Savi Saluwadana

Posted on Apr 13

AI-Native Platform Engineering: How OpenChoreo Brings MCP and an SRE Agent to Your Infrastructure

#agents #ai #mcp #sre

AI assistants have become a standard part of how developers write code. The next frontier is whether they can be trusted participants in how that code gets deployed, operated, and debugged.

OpenChoreo, an open source IDP that recently entered the CNCF Sandbox, takes a clear position on this. AI is not a plugin or an afterthought. It is a first-class platform construct with the same authorization model, the same guardrails, and the same observability as every other part of the system.

I contribute to the project and in this post I want to walk through two specific capabilities: the MCP server integration that connects AI assistants to your platform, and the built-in RCA Agent that autonomously investigates production incidents.

Why AI at the Platform Layer Is Different

There is a meaningful difference between AI that helps you write code and AI that interacts with your running infrastructure.

A code suggestion going wrong costs you a review cycle.
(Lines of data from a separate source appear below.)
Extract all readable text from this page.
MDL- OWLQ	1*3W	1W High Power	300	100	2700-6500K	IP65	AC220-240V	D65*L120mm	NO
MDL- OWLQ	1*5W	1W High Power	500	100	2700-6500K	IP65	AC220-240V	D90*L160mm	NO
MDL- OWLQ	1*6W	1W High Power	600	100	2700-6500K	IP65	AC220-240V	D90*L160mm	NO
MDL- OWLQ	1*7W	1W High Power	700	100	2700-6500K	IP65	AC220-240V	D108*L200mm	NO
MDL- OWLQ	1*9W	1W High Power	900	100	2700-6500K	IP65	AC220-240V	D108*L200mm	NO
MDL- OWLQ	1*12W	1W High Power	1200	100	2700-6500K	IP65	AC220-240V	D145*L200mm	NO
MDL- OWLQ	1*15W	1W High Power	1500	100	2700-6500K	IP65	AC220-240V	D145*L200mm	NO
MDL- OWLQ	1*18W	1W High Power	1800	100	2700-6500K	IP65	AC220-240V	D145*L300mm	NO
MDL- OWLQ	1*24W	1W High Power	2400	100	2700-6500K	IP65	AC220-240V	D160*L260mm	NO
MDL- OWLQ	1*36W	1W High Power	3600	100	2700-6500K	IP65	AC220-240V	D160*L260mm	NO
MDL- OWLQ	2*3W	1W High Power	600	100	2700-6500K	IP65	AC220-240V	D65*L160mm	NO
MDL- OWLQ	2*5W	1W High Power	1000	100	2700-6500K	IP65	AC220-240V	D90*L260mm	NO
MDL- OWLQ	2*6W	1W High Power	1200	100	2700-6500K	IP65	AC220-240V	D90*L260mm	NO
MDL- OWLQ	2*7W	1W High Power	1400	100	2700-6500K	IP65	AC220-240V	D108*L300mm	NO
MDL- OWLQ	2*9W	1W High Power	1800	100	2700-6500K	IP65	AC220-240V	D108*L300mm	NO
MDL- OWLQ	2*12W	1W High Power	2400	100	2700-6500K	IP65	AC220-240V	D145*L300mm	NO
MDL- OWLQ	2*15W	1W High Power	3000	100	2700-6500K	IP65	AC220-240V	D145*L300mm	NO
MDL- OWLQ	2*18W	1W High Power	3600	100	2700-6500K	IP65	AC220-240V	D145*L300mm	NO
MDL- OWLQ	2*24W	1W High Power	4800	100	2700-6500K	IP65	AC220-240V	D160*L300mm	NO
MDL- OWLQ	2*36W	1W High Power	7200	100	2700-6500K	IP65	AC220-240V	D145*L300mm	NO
A deployment action going wrong costs you an incident. The stakes are different and the design has to reflect that.

OpenChoreo's approach is to expose AI interfaces that follow the same authorization policies as human users. When your AI assistant connects to the platform via MCP, it authenticates with OAuth2/OIDC and is subject to the same RBAC and ABAC policies as a human operator. It can only do what a human with the same role could do. No elevated permissions, no side doors.

The MCP Server Architecture

OpenChoreo exposes two MCP servers.

The Control Plane MCP server gives your AI assistant access to platform management operations. The Observability Plane MCP server gives it direct access to logs, metrics, traces, and alerts without proxying through the control plane.

The two-server design is intentional. Observability data never flows through the control plane on its way to an AI assistant. In multi-regional or multi-tenant deployments this matters for data privacy and compliance. Each server is independently secured and independently queryable.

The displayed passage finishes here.